Peroni – Famiglia (Viterbo, secc. XV-XVII)
Famiglia nobile di Viterbo, fiorita nei secc. XV-XVII, oriunda di Perugia, stabilita a Viterbo nei primi decenni del Quattrocento, fu ascritta al patriziato viterbese nel 1438. In un atto notarile del 1453 compare Perone di Marco di Angelo di Raniero di Perugia; in altro del 1466 Battista e Cristoforo, figli del fu «egregio» Perone, sono detti cittadini e abitanti di Viterbo.
A partire da Cristoforo, che fu priore del Comune nel 1474, per più di due secoli la famiglia ebbe forte presenza in città, con frequenti conferimenti di cariche civiche. Altri P. furono notai, militari, ecclesiastici. La linea principale fu quella del citato Battista, che intorno al 1476 eresse un edificio termale «conosciuto sotto il nome di Bagno dello Stoppio, nel quale introdusse per primo l’uso della doccia» (Pinzi). Figlio di un figlio di Battista fu Pacifico, notaio e cancelliere del Comune nella terza e quarta decade del Cinquecento e in seguito priore e conservatore (1567); nelle Riforme da lui redatte compaiono riferimenti ai grandi eventi storici dell’epoca e l’auspicio, che si avverò, dell’elezione a papa del cardinal Alessandro Farnese «civem Viterbiensem ac virum profecto undique integerrimum gratissimumque omnibus» (1534).

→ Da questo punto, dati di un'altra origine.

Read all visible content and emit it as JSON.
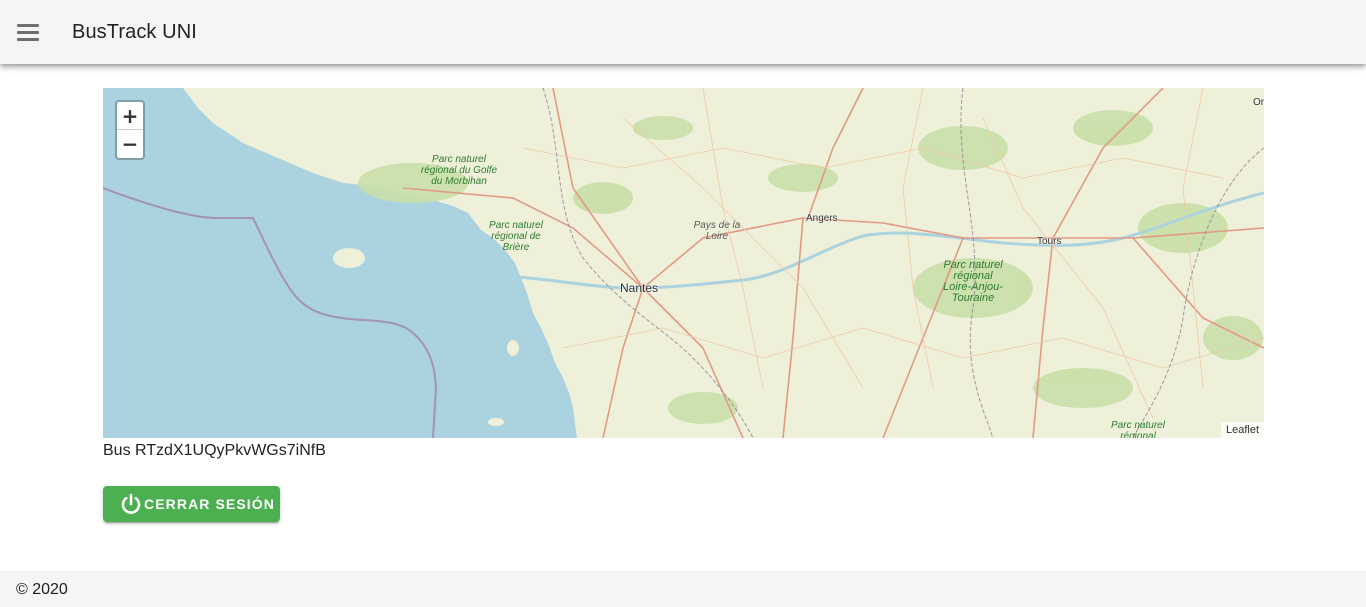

Da Battista, fratello di Pacifico, nacque verso il 1550 Olimpia, fattasi clarissa nel monastero dei SS. Simone e Giuda, con il nome di suor Chiara; per ordine di Pio V fu inviata nel 1570 a Roma, insieme ad altre consorelle, per ricostituire la regolare osservanza del monastero di S. Silvestro in Capite, affidato alle Clarisse fin dal 1285; suor Chiara fu attiva per il rinnovamento della vita religiosa in quel celebre monastero, dove si custodiva il mandylion di Edessa, immagine del vero volto del Cristo, e collaborò alla promozione dei lavori di completa ristrutturazione della chiesa e del complesso conventuale avviati sotto Sisto V. Per la sua vita virtuosa fu considerata beata (Bussi); un suo ritratto è in un affresco del chiostro di S. Francesco a Viterbo.

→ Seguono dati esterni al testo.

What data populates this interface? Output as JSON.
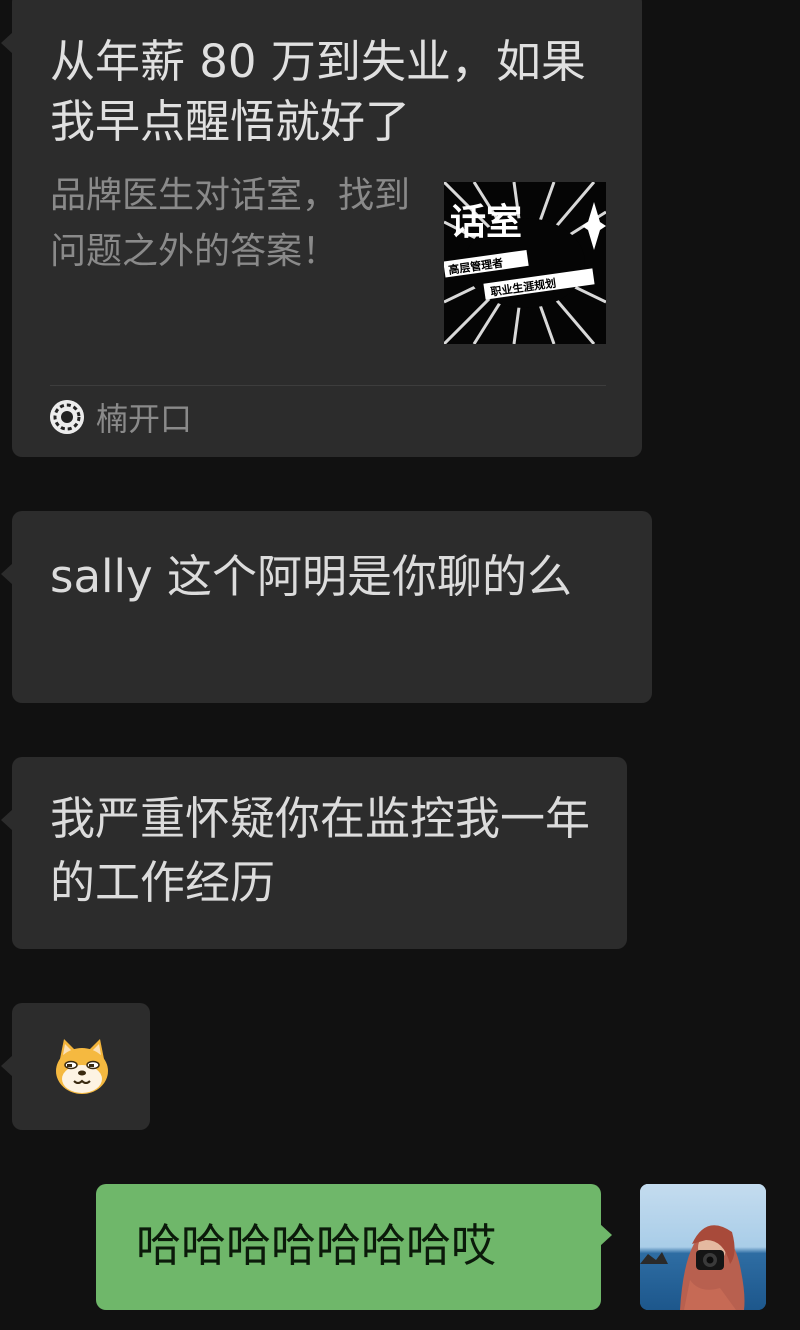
{
  "chat": {
    "link_card": {
      "title": "从年薪 80 万到失业，如果我早点醒悟就好了",
      "description": "品牌医生对话室，找到问题之外的答案！",
      "thumbnail": {
        "big_text": "话室",
        "tag_top": "高层管理者",
        "tag_bottom": "职业生涯规划"
      },
      "source_name": "楠开口"
    },
    "messages": [
      {
        "side": "left",
        "text": "sally  这个阿明是你聊的么"
      },
      {
        "side": "left",
        "text": "我严重怀疑你在监控我一年的工作经历"
      },
      {
        "side": "left",
        "type": "emoji",
        "emoji": "doge-emoji"
      },
      {
        "side": "right",
        "text": "哈哈哈哈哈哈哈哎"
      }
    ]
  },
  "colors": {
    "background": "#111111",
    "incoming_bubble": "#2c2c2c",
    "outgoing_bubble": "#6fb76a"
  }
}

Figlia di un figlio di Pacifico fu invece Beatrice (1558-1623), che con un lascito testamentario di 500 scudi beneficò la medesima chiesa di S. Francesco, dove aveva fatto costruire l’altar maggiore; per decorarlo lasciò anche tre quadri e tutti i corami d’oro della sala della propria casa. Era vedova del cavalier Orazio Aiosi di Spoleto.

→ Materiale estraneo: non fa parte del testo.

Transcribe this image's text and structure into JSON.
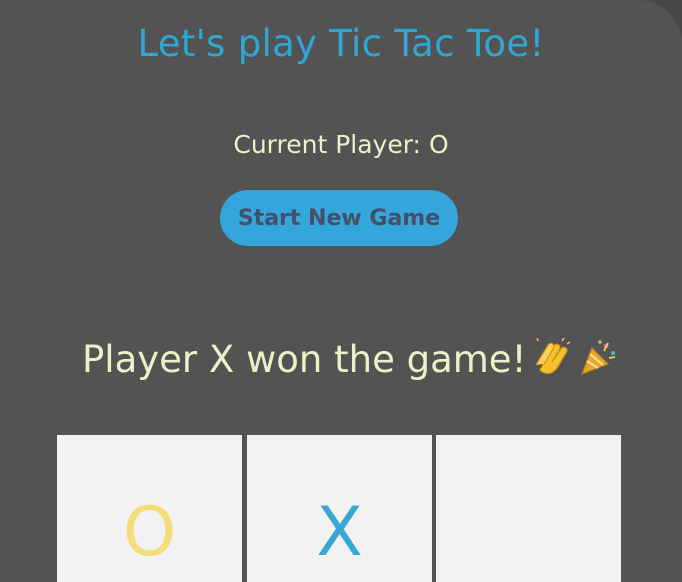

I personaggi più illustri della famiglia furono i fratelli Bernardino (v.) e Vincenzo (v.), ma la ricchezza delle generazioni precedenti era svanita e la stirpe stessa si avviava all’estinzione: Bernardino e fratelli non ebbero prole; un loro zio ebbe solo figlie femmine; in una di queste, Beatrice (m. dic. 1737), finì la famiglia; i beni residui, in forza del suo testamento, furono ereditati dal nipote Nicola Riccioli, figlio di sua sorella Maddalena.
I P. ebbero casa dapprima in contrada Sant’Egidio, acquistata dai Cerrosi nel 1467; nel 1537 il cardinal Egidio Antonini assegnò alla nipote Innocenza Buscini una grande casa sul Colle del duomo ed altri beni come dote per le nozze con il capitano Mariano di Battista, edificio poi passato alla Compagnia del SS. Nome di Gesù e da questa al Comune (1574) per la costruzione del nuovo ospedale; una terza e più duratura casa signorile dei P., poi passata ai Riccioli, era presso il Macello Maggiore e la chiesa del Gonfalone. Una tomba gentilizia, con la semplice iscrizione de peronibvs era in S. Francesco; un’altra nella chiesa della Trinità. Arme: inquartato; nel 1° e nel 4° di rosso; nel 2° e nel 3° d’argento alla colomba afferrante un ramo d’ulivo, il tutto al naturale.
BIBL. e FONTI – AC Viterbo, XXXVI, 10; ivi, Feliciano Bussi, Istoria della città di Viterbo. Parte seconda nella quale si comprendono gli uomini illustri di detta città, ms. del 1737, II, c. 26. Pinzi 1916, p. 213; Signorelli 1968, pp. 147-148; Angeli 2003, pp. 387-389, 797 (con completo albero genealogico).